From The Amur River: Between Russia and China, by Colin Thubron (Harper, 2021), Kindle pp. 103-104:

I turn back to where the museum [in Albazino] dreamed by Agrippina Doroskova stands among fallen leaves. In its grounds are a reconstructed Cossack farmstead, a Cossack chapel, a flour mill and a cosy izba, with a child’s cot and toys, a samovar and pretty pictures, evoking a life from which all brutality and dirt have been airbrushed. But inside, the museum becomes an anthem to Cossack heroism. Its entrance blazes with a violent and romantic picture of the siege during some imaginary last day, in which the hirsute warriors, with their Madonna’s icon held aloft, battle like gods under the flaming turrets of their doomed fort. In nearby showcases lie the leftovers of their war and burial: a scorched powder-horn, an axe head, some shredded belts, many little pectoral crosses, and the half-rotted plaits from the tight-bound hair of their women.

The curator is proud and solicitous. I am alone here – her first Westerner in months – but I am making obscure requests. From her archives she finds a snapshot of Chinese visitors: six businessmen whose wives are cowled in Orthodox headscarves. They have Russian names, and one is holding an icon. Yet they look entirely Chinese. They are the descendants of Cossack defectors at the time of the siege, the curator says; they opted to join the Manchus rather than go back home. Why they did so is unsure. Perhaps they feared reprisal for crimes, or wanted to keep the native wives who might have been denied them in Russia.

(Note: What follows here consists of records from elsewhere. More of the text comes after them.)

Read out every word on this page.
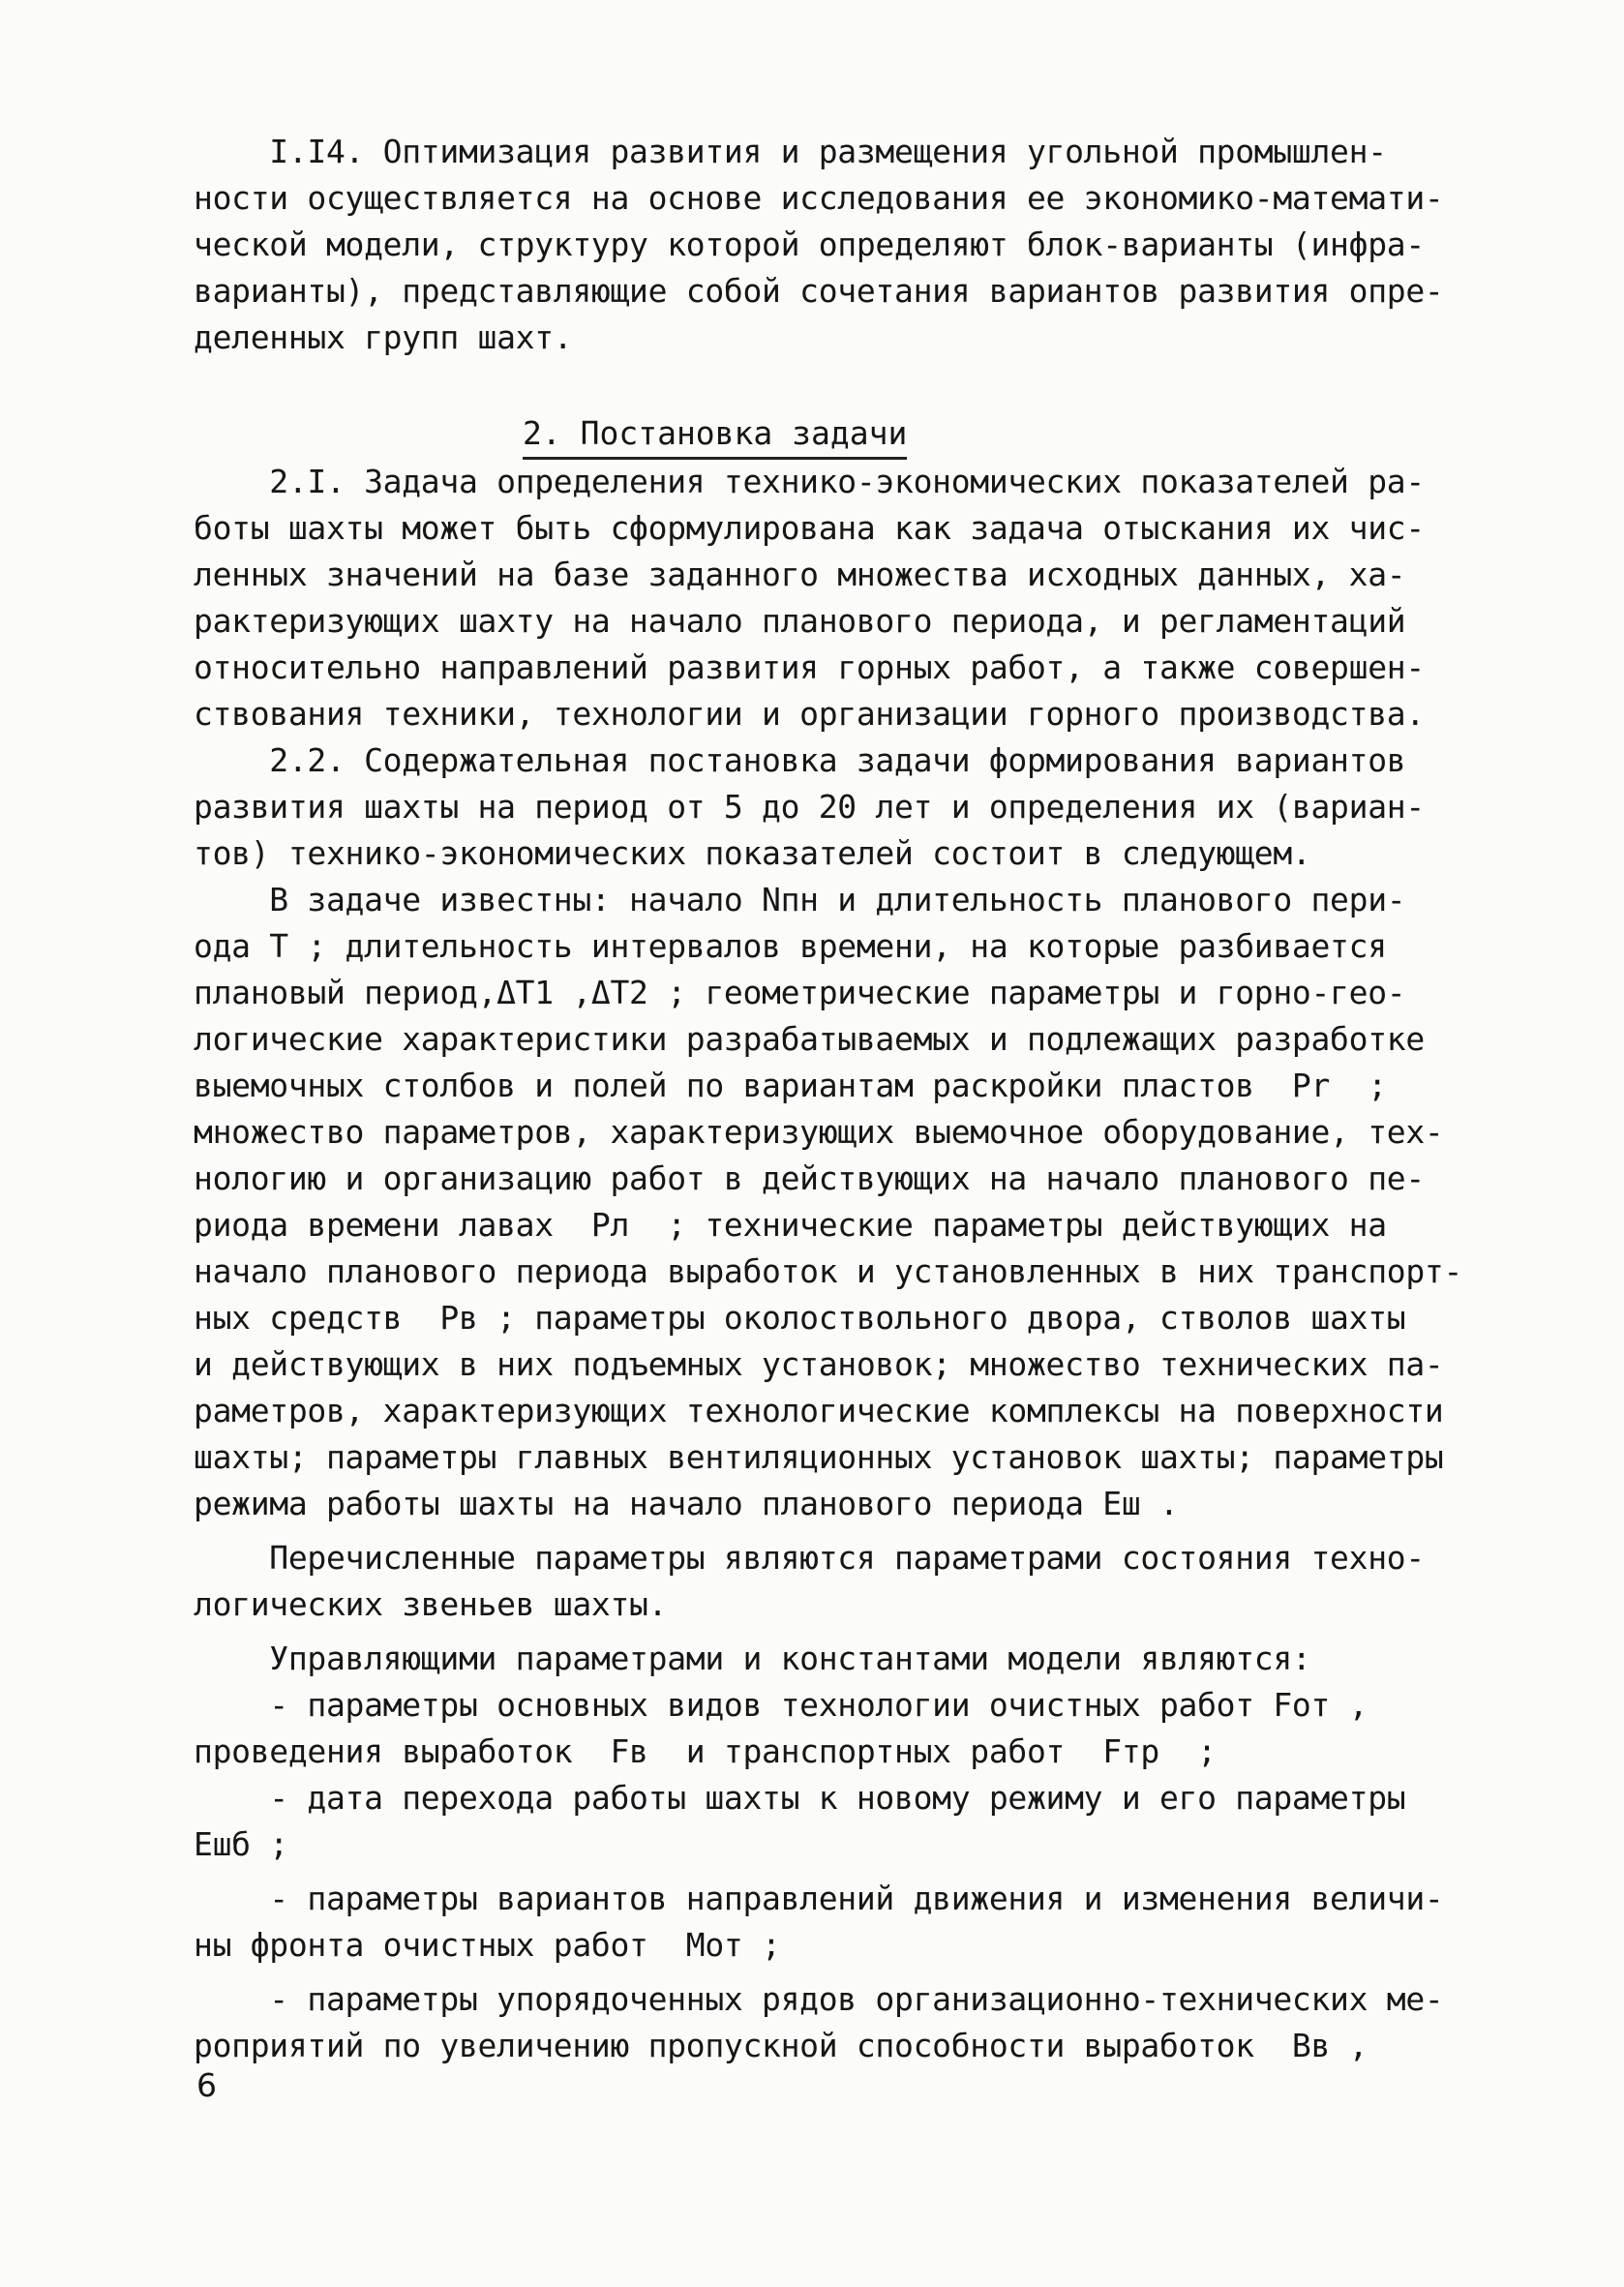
I.I4. Оптимизация развития и размещения угольной промышлен-
ности осуществляется на основе исследования ее экономико-математи-
ческой модели, структуру которой определяют блок-варианты (инфра-
варианты), представляющие собой сочетания вариантов развития опре-
деленных групп шахт.
2. Постановка задачи
2.I. Задача определения технико-экономических показателей ра-
боты шахты может быть сформулирована как задача отыскания их чис-
ленных значений на базе заданного множества исходных данных, ха-
рактеризующих шахту на начало планового периода, и регламентаций
относительно направлений развития горных работ, а также совершен-
ствования техники, технологии и организации горного производства.
2.2. Содержательная постановка задачи формирования вариантов
развития шахты на период от 5 до 20 лет и определения их (вариан-
тов) технико-экономических показателей состоит в следующем.
В задаче известны: начало Nпн и длительность планового пери-
ода T ; длительность интервалов времени, на которые разбивается
плановый период,ΔT1 ,ΔT2 ; геометрические параметры и горно-гео-
логические характеристики разрабатываемых и подлежащих разработке
выемочных столбов и полей по вариантам раскройки пластов  Pr  ;
множество параметров, характеризующих выемочное оборудование, тех-
нологию и организацию работ в действующих на начало планового пе-
риода времени лавах  Pл  ; технические параметры действующих на
начало планового периода выработок и установленных в них транспорт-
ных средств  Pв ; параметры околоствольного двора, стволов шахты
и действующих в них подъемных установок; множество технических па-
раметров, характеризующих технологические комплексы на поверхности
шахты; параметры главных вентиляционных установок шахты; параметры
режима работы шахты на начало планового периода Eш .
Перечисленные параметры являются параметрами состояния техно-
логических звеньев шахты.
Управляющими параметрами и константами модели являются:
- параметры основных видов технологии очистных работ Fот ,
проведения выработок  Fв  и транспортных работ  Fтр  ;
- дата перехода работы шахты к новому режиму и его параметры
Eшб ;
- параметры вариантов направлений движения и изменения величи-
ны фронта очистных работ  Mот ;
- параметры упорядоченных рядов организационно-технических ме-
роприятий по увеличению пропускной способности выработок  Bв ,
6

The return of these ‘Peking Albazinians’ – their yearning for some long-past belonging – touches the curator with confusion. Some of their ancestors were prisoners, but most had deserted. They may have numbered a hundred or more. In Peking they became the nucleus of a separate company in the Imperial Bodyguard. They lived in the old city near the Eastern Gate, and were given female criminals to marry. They had a Russian priest and consecrated their own church, once a Lamaist temple, which they furnished with salvaged icons. With time and intermarriage, they lost their Russian looks and language. Travellers described them as godless drunkards. Yet the memory of their origins lingered. Their church transformed into an Orthodox mission that lasted into the twentieth century – as late as the 1920s it held Albazinian nuns – until other pieties – Bolshevism, Maoism – swept it away. Then the church became the garage of the Soviet embassy, before reverting to a tiny congregation.